Cari Tuna is a member of GiveWell’s board of directors and president of Good Ventures, a foundation in the San Francisco Bay Area which she created with her partner Dustin Moskovitz earlier this year. Previously, Cari was a reporter for the Wall Street Journal.
Today, I’m writing to share that Good Ventures is donating $500,000 to the Against Malaria Foundation and $250,000 to the Schistosomiasis Control Initiative–GiveWell’s #1 and #2 charity recommendations this giving season, respectively. Over the coming months, Good Ventures also plans to donate to the six nonprofits that GiveWell recently named “standout organizations”: GiveDirectly, Innovations for Poverty Action, KIPP Houston, Nyaya Health, Pratham and the Small Enterprise Foundation.
I first learned about GiveWell about a year ago while preparing to transition from reporting to working in philanthropy full time. I read about the organization in Peter Singer’s The Life You Can Save and, around the same time, met co-founder Holden Karnofsky through a mutual friend. Right away, I was struck by the rigor of GiveWell’s research, its commitment to transparency and the volume of thoughtful commentary about the nonprofit sector it already had produced in just three years.
In April 2011, I joined GiveWell’s board. Since then, I’ve been increasingly impressed by the co-founders’ dedication to their work, humility about what they know and what they don’t, and ability to adapt the GiveWell model as they learn.

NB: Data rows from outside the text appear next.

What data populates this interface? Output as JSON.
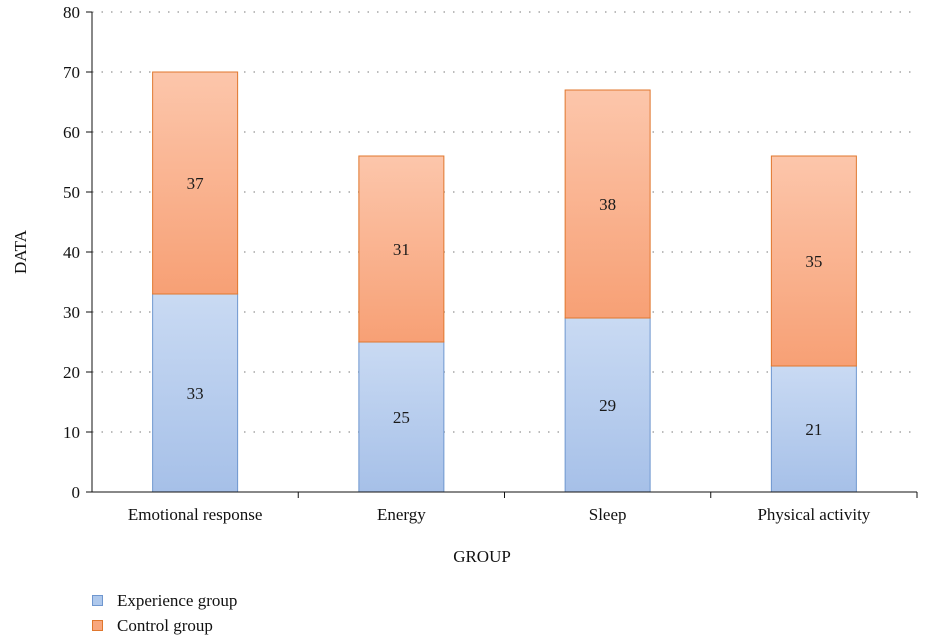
{
  "chart_data": {
    "type": "bar",
    "stacked": true,
    "categories": [
      "Emotional response",
      "Energy",
      "Sleep",
      "Physical activity"
    ],
    "series": [
      {
        "name": "Experience group",
        "values": [
          33,
          25,
          29,
          21
        ],
        "color": "#aec8ec",
        "stroke": "#6f97cf"
      },
      {
        "name": "Control group",
        "values": [
          37,
          31,
          38,
          35
        ],
        "color": "#f8a77e",
        "stroke": "#e0772e"
      }
    ],
    "xlabel": "GROUP",
    "ylabel": "DATA",
    "ylim": [
      0,
      80
    ],
    "yticks": [
      0,
      10,
      20,
      30,
      40,
      50,
      60,
      70,
      80
    ],
    "grid": "horizontal-dotted",
    "legend": "bottom-left"
  }
}
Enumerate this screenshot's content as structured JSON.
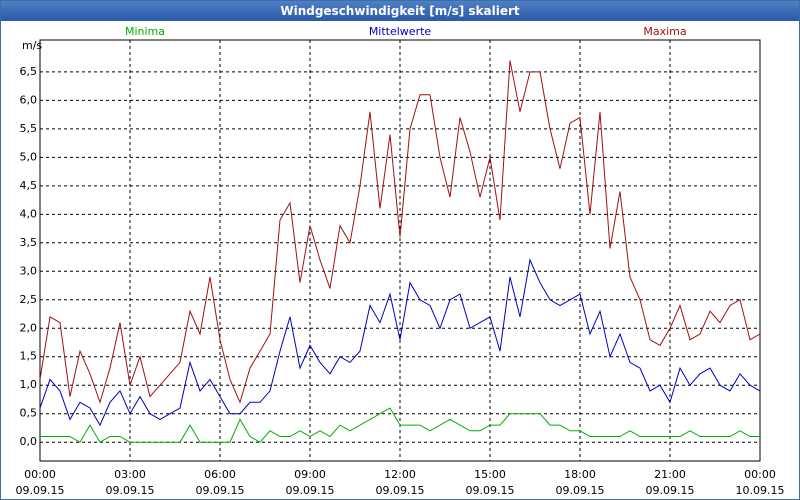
{
  "chart_data": {
    "type": "line",
    "title": "Windgeschwindigkeit [m/s] skaliert",
    "y_unit": "m/s",
    "x": [
      0,
      20,
      40,
      60,
      80,
      100,
      120,
      140,
      160,
      180,
      200,
      220,
      240,
      260,
      280,
      300,
      320,
      340,
      360,
      380,
      400,
      420,
      440,
      460,
      480,
      500,
      520,
      540,
      560,
      580,
      600,
      620,
      640,
      660,
      680,
      700,
      720,
      740,
      760,
      780,
      800,
      820,
      840,
      860,
      880,
      900,
      920,
      940,
      960,
      980,
      1000,
      1020,
      1040,
      1060,
      1080,
      1100,
      1120,
      1140,
      1160,
      1180,
      1200,
      1220,
      1240,
      1260,
      1280,
      1300,
      1320,
      1340,
      1360,
      1380,
      1400,
      1420,
      1440
    ],
    "series": [
      {
        "name": "Minima",
        "color": "#00b000",
        "values": [
          0.1,
          0.1,
          0.1,
          0.1,
          0.0,
          0.3,
          0.0,
          0.1,
          0.1,
          0.0,
          0.0,
          0.0,
          0.0,
          0.0,
          0.0,
          0.3,
          0.0,
          0.0,
          0.0,
          0.0,
          0.4,
          0.1,
          0.0,
          0.2,
          0.1,
          0.1,
          0.2,
          0.1,
          0.2,
          0.1,
          0.3,
          0.2,
          0.3,
          0.4,
          0.5,
          0.6,
          0.3,
          0.3,
          0.3,
          0.2,
          0.3,
          0.4,
          0.3,
          0.2,
          0.2,
          0.3,
          0.3,
          0.5,
          0.5,
          0.5,
          0.5,
          0.3,
          0.3,
          0.2,
          0.2,
          0.1,
          0.1,
          0.1,
          0.1,
          0.2,
          0.1,
          0.1,
          0.1,
          0.1,
          0.1,
          0.2,
          0.1,
          0.1,
          0.1,
          0.1,
          0.2,
          0.1,
          0.1
        ]
      },
      {
        "name": "Mittelwerte",
        "color": "#0000c0",
        "values": [
          0.6,
          1.1,
          0.9,
          0.4,
          0.7,
          0.6,
          0.3,
          0.7,
          0.9,
          0.5,
          0.8,
          0.5,
          0.4,
          0.5,
          0.6,
          1.4,
          0.9,
          1.1,
          0.8,
          0.5,
          0.5,
          0.7,
          0.7,
          0.9,
          1.6,
          2.2,
          1.3,
          1.7,
          1.4,
          1.2,
          1.5,
          1.4,
          1.6,
          2.4,
          2.1,
          2.6,
          1.8,
          2.8,
          2.5,
          2.4,
          2.0,
          2.5,
          2.6,
          2.0,
          2.1,
          2.2,
          1.6,
          2.9,
          2.2,
          3.2,
          2.8,
          2.5,
          2.4,
          2.5,
          2.6,
          1.9,
          2.3,
          1.5,
          1.9,
          1.4,
          1.3,
          0.9,
          1.0,
          0.7,
          1.3,
          1.0,
          1.2,
          1.3,
          1.0,
          0.9,
          1.2,
          1.0,
          0.9
        ]
      },
      {
        "name": "Maxima",
        "color": "#a01010",
        "values": [
          1.1,
          2.2,
          2.1,
          0.8,
          1.6,
          1.2,
          0.7,
          1.3,
          2.1,
          1.0,
          1.5,
          0.8,
          1.0,
          1.2,
          1.4,
          2.3,
          1.9,
          2.9,
          1.8,
          1.1,
          0.7,
          1.3,
          1.6,
          1.9,
          3.9,
          4.2,
          2.8,
          3.8,
          3.2,
          2.7,
          3.8,
          3.5,
          4.5,
          5.8,
          4.1,
          5.4,
          3.6,
          5.5,
          6.1,
          6.1,
          5.0,
          4.3,
          5.7,
          5.1,
          4.3,
          5.0,
          3.9,
          6.7,
          5.8,
          6.5,
          6.5,
          5.5,
          4.8,
          5.6,
          5.7,
          4.0,
          5.8,
          3.4,
          4.4,
          2.9,
          2.5,
          1.8,
          1.7,
          2.0,
          2.4,
          1.8,
          1.9,
          2.3,
          2.1,
          2.4,
          2.5,
          1.8,
          1.9
        ]
      }
    ],
    "xlim": [
      0,
      1440
    ],
    "xticks": [
      {
        "value": 0,
        "label": "00:00",
        "date": "09.09.15"
      },
      {
        "value": 180,
        "label": "03:00",
        "date": "09.09.15"
      },
      {
        "value": 360,
        "label": "06:00",
        "date": "09.09.15"
      },
      {
        "value": 540,
        "label": "09:00",
        "date": "09.09.15"
      },
      {
        "value": 720,
        "label": "12:00",
        "date": "09.09.15"
      },
      {
        "value": 900,
        "label": "15:00",
        "date": "09.09.15"
      },
      {
        "value": 1080,
        "label": "18:00",
        "date": "09.09.15"
      },
      {
        "value": 1260,
        "label": "21:00",
        "date": "09.09.15"
      },
      {
        "value": 1440,
        "label": "00:00",
        "date": "10.09.15"
      }
    ],
    "ylim": [
      -0.33,
      7.06
    ],
    "yticks": [
      {
        "value": 0,
        "label": "0,0"
      },
      {
        "value": 0.5,
        "label": "0,5"
      },
      {
        "value": 1,
        "label": "1,0"
      },
      {
        "value": 1.5,
        "label": "1,5"
      },
      {
        "value": 2,
        "label": "2,0"
      },
      {
        "value": 2.5,
        "label": "2,5"
      },
      {
        "value": 3,
        "label": "3,0"
      },
      {
        "value": 3.5,
        "label": "3,5"
      },
      {
        "value": 4,
        "label": "4,0"
      },
      {
        "value": 4.5,
        "label": "4,5"
      },
      {
        "value": 5,
        "label": "5,0"
      },
      {
        "value": 5.5,
        "label": "5,5"
      },
      {
        "value": 6,
        "label": "6,0"
      },
      {
        "value": 6.5,
        "label": "6,5"
      }
    ],
    "grid": true
  }
}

As a new foundation, Good Ventures’ top priorities are 1) to learn how to do as much good as possible with the resources at our disposal and 2) to become a great resource for other people who care about improving our world. We plan to make a number of carefully selected grants over the coming years in order to learn about promising solutions to the world’s most formidable problems. Over time, we hope our work contributes to significant, sustained reductions in poverty and improvements in quality of life for disadvantaged people around the world.
To that end, we see huge potential in encouraging greater effectiveness and transparency across the social sector, in particular by helping to foster a culture in which individual donors demand evidence of impact from the nonprofits they support.
One simple idea–that all donors should be at least as thoughtful about our philanthropic investments as we are about our financial investments–has transformed the way I think about giving. If you’re reading GiveWell’s blog, this probably isn’t news to you. But it might be news to your friends, parents, siblings, children or coworkers. So this giving season, please spread the word, and let’s transform the culture around giving, one heart and mind at a time.
Note: While Good Ventures does not accept unsolicited requests for funding, we do consider all of GiveWell’s recommended charities–and not just its #1 recommendation–for substantial grants.